If Hollywood thinks Redbox, with its thousands of DVD-renting kiosks, is a threat to the homevideo biz now, things are soon likely to get a lot worse.
A new study forecasts that Redbox and rival companies that rent new DVD releases for a dollar per night will control 30% of the rental market by the end of next year, driven mostly by an aggressive rollout of new kiosks in grocery stores, convenience stores, restaurants and other retailers.
Companies such as Redbox currently make up 19% of the rental market, according to the study by research firm NPD. Netflix and other DVD-by-mail subscription services have a 36% share, while Blockbuster and other traditional video chains still control the most turf with 45%.
The growth of companies like Redbox is clearly threatening the rental biz. Only a few years ago, those discount distribs repped a blip on the biz’s radar screen, with only 2% of share of rentals.
Earlier this month, Redbox owner Coinstar said it more than doubled its second-quarter revenue from a year earlier after almost doubling its number of kiosks to almost 18,000 and boosting sales per machine by 33%.
“Consumers are obviously responding positively to the perceived value of $1-per-day rentals,” said NPD analyst Russ Crupnick. “And they appreciate the convenience offered by video rental kiosks.”
While studios want to keep those consumers happy, Hollywood is clearly divided over Redbox and its rivals. There’s been a flurry of litigation over the kiosks — Warner Home Video, 20th Century Fox Home Entertainment and Universal Studios Home Entertainment are trying to impose a delayed window of 30 days or more on kiosk rentals, and Redbox is suing them as a result.
Those studios contend that the $1-per-night rentals provided by kiosks cannibalize new DVD sales.
In the first half of the year, U.S. consumer spending on DVD and Blu-ray rentals rose 8.3%, according to Rentrak, largely due to kiosks, while disc sales fell 13.5%.

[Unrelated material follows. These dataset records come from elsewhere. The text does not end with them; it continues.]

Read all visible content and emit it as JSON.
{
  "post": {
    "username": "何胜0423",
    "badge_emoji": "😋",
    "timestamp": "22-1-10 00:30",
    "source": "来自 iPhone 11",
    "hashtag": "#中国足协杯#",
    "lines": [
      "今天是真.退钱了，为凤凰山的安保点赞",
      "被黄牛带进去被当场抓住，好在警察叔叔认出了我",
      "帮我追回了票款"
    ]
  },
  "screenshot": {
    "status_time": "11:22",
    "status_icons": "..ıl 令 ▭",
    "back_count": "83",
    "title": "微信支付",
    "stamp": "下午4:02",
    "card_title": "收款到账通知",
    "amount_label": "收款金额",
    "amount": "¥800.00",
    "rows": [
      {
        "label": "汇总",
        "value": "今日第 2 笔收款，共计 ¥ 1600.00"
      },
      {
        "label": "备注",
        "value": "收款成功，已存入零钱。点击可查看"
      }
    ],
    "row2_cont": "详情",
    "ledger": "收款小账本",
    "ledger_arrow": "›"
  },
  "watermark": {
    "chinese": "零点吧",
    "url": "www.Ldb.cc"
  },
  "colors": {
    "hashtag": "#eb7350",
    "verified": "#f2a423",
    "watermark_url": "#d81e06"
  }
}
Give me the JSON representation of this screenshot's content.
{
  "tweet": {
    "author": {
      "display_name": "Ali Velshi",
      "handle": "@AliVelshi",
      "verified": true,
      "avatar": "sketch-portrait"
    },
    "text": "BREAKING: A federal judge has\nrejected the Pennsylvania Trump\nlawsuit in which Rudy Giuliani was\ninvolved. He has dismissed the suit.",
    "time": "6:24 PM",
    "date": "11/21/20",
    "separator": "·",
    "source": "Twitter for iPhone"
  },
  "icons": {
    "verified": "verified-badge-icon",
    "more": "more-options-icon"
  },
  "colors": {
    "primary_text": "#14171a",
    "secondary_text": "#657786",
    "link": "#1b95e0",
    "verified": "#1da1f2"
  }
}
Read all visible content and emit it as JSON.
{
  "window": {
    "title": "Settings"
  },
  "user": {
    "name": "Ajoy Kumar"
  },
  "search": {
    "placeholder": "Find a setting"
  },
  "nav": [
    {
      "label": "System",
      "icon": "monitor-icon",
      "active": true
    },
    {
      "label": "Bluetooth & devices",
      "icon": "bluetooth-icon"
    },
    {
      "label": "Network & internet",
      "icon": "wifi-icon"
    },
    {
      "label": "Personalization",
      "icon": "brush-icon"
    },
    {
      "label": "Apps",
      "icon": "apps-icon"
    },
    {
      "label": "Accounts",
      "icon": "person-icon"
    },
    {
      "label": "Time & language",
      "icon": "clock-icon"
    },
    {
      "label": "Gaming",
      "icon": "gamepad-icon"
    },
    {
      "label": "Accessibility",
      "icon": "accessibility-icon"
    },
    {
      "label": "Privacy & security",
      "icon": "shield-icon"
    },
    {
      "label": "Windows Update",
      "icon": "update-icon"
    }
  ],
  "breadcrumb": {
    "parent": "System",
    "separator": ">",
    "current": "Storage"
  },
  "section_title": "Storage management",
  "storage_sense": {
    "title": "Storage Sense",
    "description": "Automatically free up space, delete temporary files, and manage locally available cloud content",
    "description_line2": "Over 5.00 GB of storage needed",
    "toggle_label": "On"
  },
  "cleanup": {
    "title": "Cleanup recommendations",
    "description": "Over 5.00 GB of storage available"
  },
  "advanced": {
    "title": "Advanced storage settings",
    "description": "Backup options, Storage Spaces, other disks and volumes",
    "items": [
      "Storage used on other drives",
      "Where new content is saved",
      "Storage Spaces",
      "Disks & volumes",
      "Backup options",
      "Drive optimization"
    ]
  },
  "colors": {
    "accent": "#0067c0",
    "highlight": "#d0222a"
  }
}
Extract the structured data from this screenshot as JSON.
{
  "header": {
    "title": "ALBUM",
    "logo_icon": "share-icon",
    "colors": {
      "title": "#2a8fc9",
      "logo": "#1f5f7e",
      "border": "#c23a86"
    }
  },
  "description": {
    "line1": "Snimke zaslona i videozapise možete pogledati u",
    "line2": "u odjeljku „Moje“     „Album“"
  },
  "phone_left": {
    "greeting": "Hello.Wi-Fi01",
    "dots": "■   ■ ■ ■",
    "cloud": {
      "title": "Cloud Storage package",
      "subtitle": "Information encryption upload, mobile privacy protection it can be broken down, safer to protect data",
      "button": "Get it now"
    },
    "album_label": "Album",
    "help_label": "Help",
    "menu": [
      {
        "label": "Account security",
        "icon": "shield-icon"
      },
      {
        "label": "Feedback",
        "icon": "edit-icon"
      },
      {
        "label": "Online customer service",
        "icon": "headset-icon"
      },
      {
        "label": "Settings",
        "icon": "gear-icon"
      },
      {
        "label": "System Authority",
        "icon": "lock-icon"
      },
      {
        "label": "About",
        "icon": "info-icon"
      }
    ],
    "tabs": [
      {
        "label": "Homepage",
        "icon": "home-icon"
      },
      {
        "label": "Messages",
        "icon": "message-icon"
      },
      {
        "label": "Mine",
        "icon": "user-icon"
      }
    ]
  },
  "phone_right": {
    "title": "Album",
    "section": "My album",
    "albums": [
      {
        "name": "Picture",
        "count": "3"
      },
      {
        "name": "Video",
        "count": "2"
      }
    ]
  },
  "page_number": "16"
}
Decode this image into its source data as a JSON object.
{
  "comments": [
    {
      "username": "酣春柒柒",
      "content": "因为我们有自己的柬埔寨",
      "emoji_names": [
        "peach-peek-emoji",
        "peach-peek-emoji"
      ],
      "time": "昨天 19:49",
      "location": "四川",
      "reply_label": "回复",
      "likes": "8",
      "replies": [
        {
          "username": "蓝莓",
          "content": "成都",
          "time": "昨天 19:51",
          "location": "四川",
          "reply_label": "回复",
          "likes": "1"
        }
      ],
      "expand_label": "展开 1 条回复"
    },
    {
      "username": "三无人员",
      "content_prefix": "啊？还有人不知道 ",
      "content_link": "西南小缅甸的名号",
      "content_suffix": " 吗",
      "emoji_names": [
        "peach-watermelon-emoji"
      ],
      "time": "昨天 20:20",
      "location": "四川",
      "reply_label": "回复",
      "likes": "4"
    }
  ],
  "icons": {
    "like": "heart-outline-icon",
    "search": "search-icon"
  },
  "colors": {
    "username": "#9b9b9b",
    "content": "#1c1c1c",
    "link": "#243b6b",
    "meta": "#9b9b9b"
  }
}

Sony Pictures Home Entertainment, Lionsgate and Walt Disney Studios Home Entertainment also provide titles to Redbox.
Now Paramount Pictures is the latest to support Redbox, inking the richest deal yet with the kiosk operator.

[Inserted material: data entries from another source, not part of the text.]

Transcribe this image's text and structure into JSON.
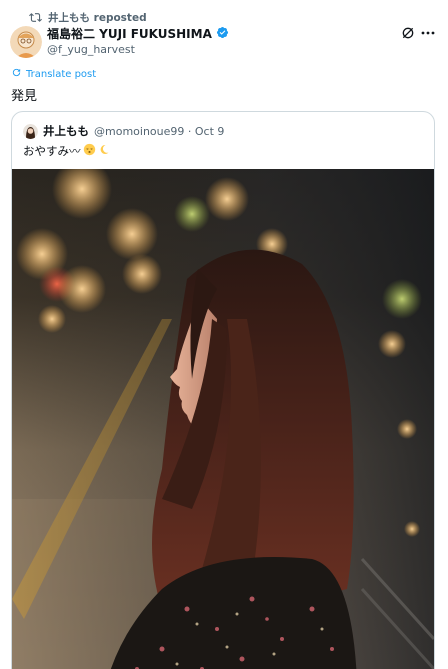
{
  "repost": {
    "icon": "repost-icon",
    "text": "井上もも reposted"
  },
  "post": {
    "author_name": "福島裕二 YUJI FUKUSHIMA",
    "author_handle": "@f_yug_harvest",
    "verified": true,
    "translate_label": "Translate post",
    "text": "発見"
  },
  "quote": {
    "author_name": "井上もも",
    "handle_and_date": "@momoinoue99 · Oct 9",
    "text": "おやすみ〰",
    "emojis": [
      "sleeping-face-icon",
      "crescent-moon-icon"
    ],
    "photo_alt": "photo"
  },
  "colors": {
    "text": "#0f1419",
    "secondary": "#536471",
    "accent": "#1d9bf0",
    "border": "#cfd9de"
  }
}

As part of a trial revenue-sharing deal, Par will make its DVD releases available to Redbox through the end of the year.
If it continues, Redbox will pay the studio about $575 million over the next five years, with a guaranteed market share of 18.5% for Paramount titles in Redbox kiosks, almost double the 10% share the studio achieves in the overall rental market, according to Rentrak.
The deal potentially reps 25% more revenue than Redbox’s biggest contract to date — a $460 million, five-year pact that gives Sony a 19.9% share in Redbox kiosks.

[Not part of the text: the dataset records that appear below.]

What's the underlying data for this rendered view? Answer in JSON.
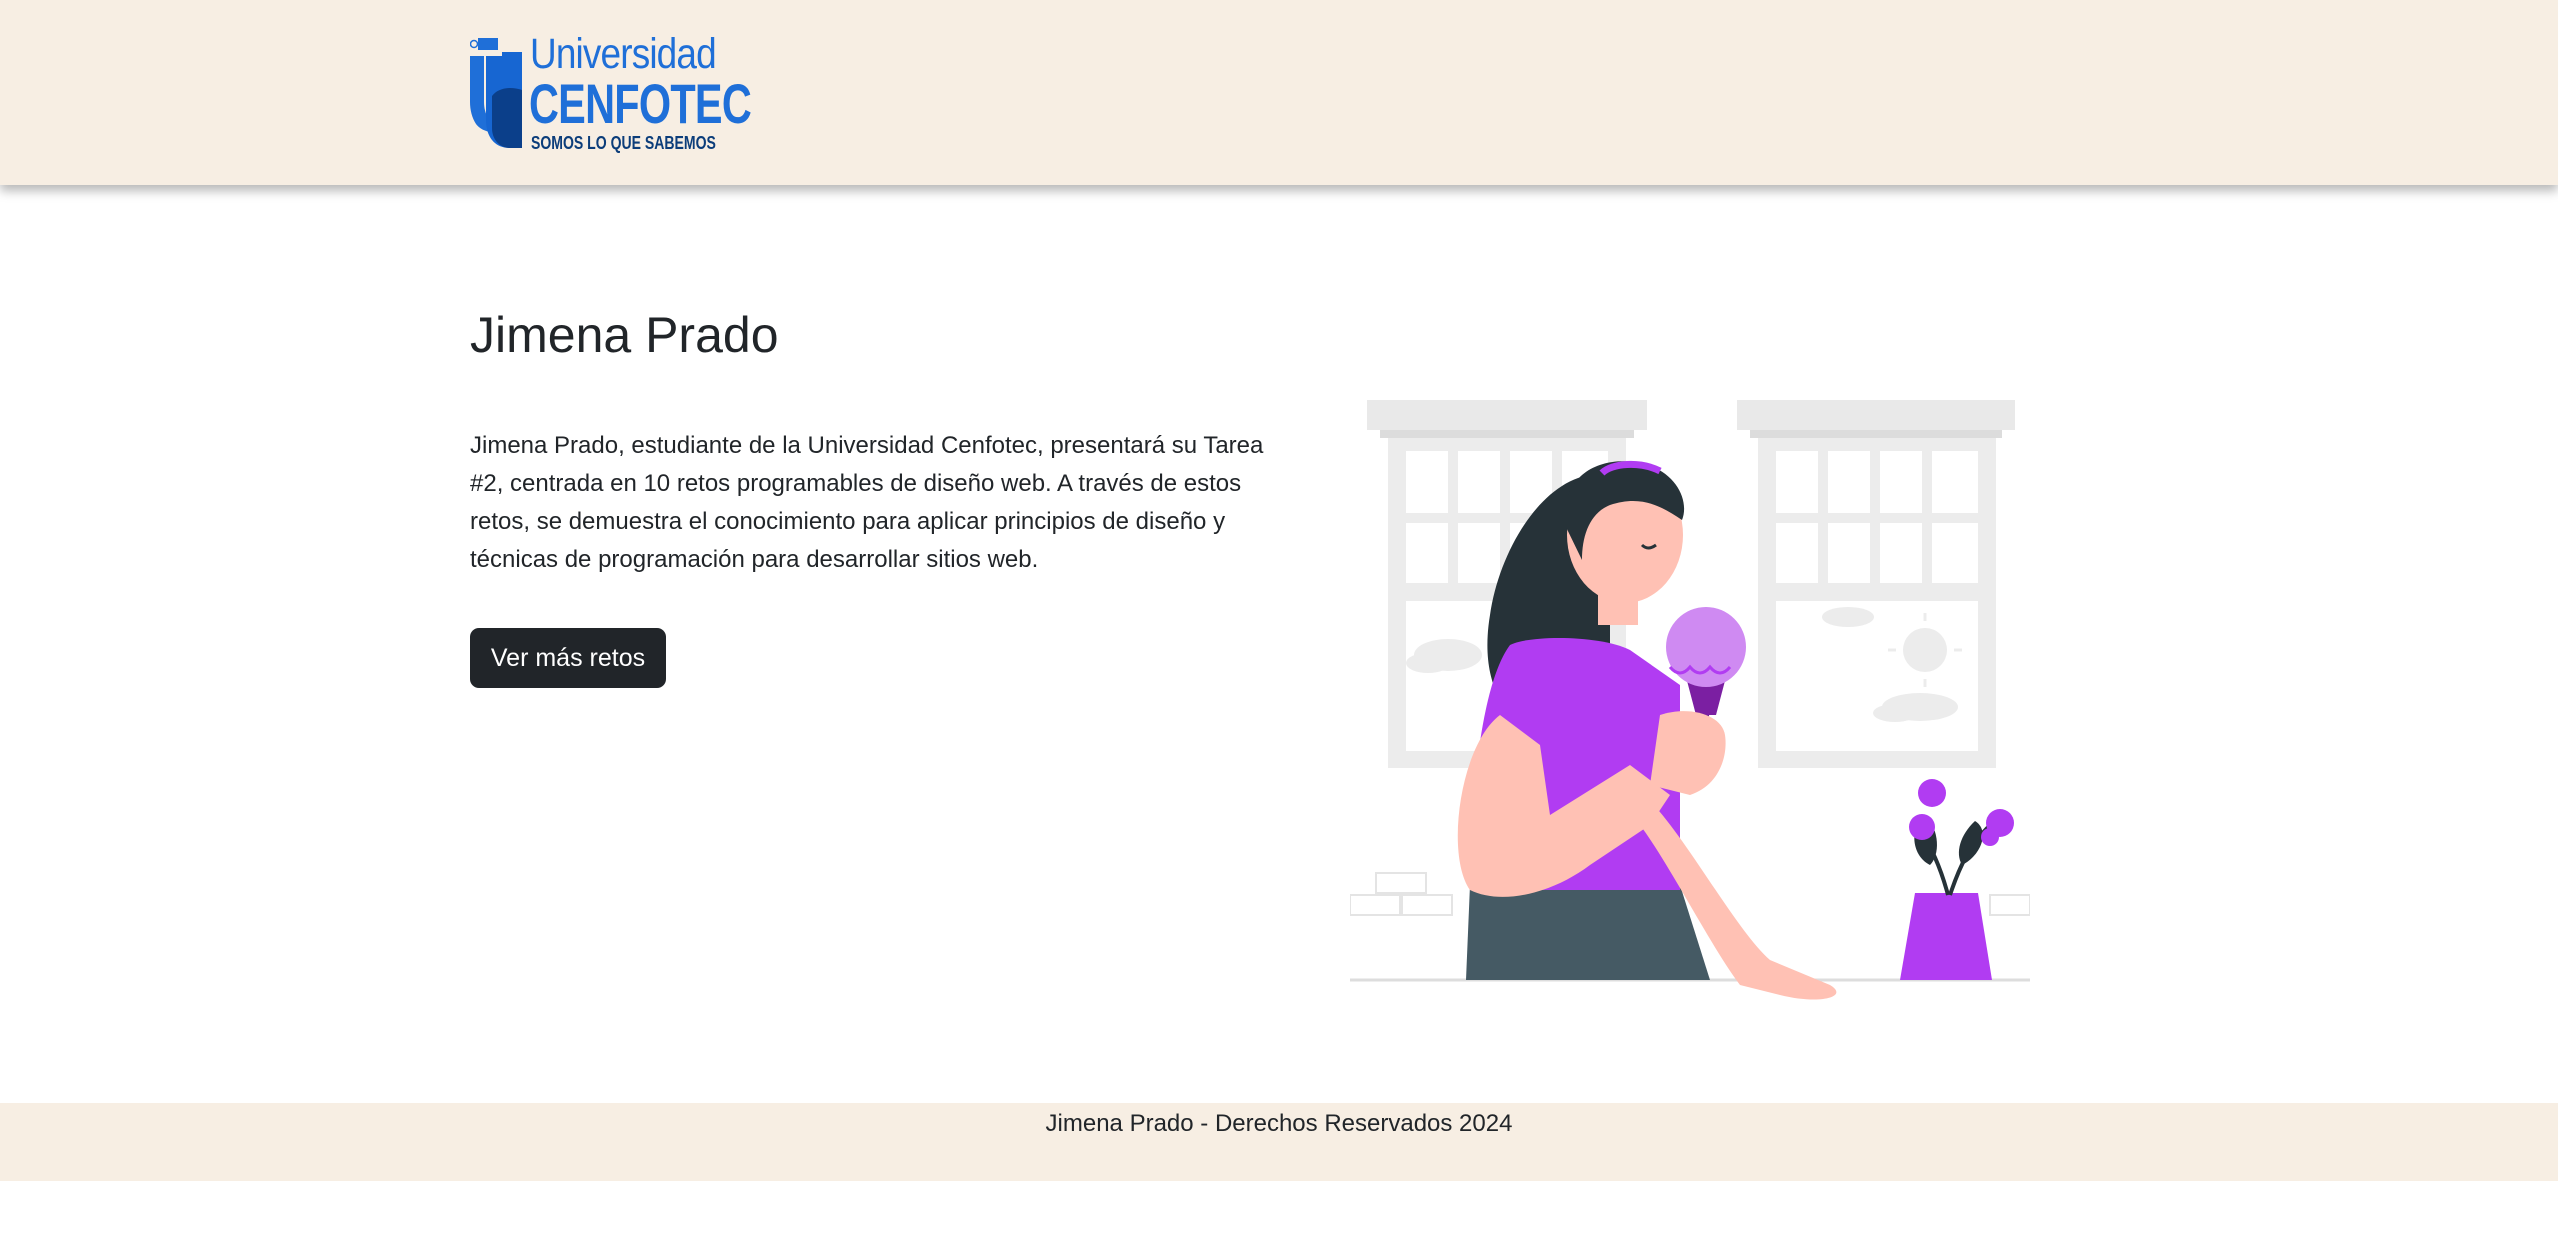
{
  "header": {
    "logo": {
      "word": "Universidad",
      "brand": "CENFOTEC",
      "tagline": "SOMOS LO QUE SABEMOS",
      "icon": "cenfotec-logo-mark"
    }
  },
  "main": {
    "title": "Jimena Prado",
    "description": "Jimena Prado, estudiante de la Universidad Cenfotec, presentará su Tarea #2, centrada en 10 retos programables de diseño web. A través de estos retos, se demuestra el conocimiento para aplicar principios de diseño y técnicas de programación para desarrollar sitios web.",
    "button_label": "Ver más retos",
    "illustration": "girl-eating-ice-cream-illustration"
  },
  "footer": {
    "text": "Jimena Prado - Derechos Reservados 2024"
  },
  "colors": {
    "header_bg": "#f7eee3",
    "footer_bg": "#f7eee3",
    "brand_blue": "#1f6fd8",
    "button_bg": "#212529",
    "accent_purple": "#b13cf2"
  }
}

Par has the right to extend the deal through 2014, with an out clause after two years, according to a Coinstar filing with the SEC.
“We’re in a unique position,” Paramount Pictures vice chairman Rob Moore said, pointing to the caliber of product the studio has coming to DVD in the fourth quarter, including “Transformers: Revenge of the Fallen,” “Star Trek” and “G.I. Joe: The Rise of Cobra.”
The output deal covers all Par titles, including live-action films from DreamWorks but not titles from DreamWorks Animation, Moore said.
“The agreement ensures that our customers will have increased access to some of the biggest titles of the year,” said Redbox prexy Mitch Lowe.
As part of the deal, Redbox will destroy used rental inventory rather than redistribute DVDs for eventual sale to consumers. Used DVDs are a huge sticking point with the studios because they compete with new DVD sales.
Marcy Magiera is editor-in-chief of Daily Variety sister publication Video Business. Danny King, who writes for Video Business, contributed to this report.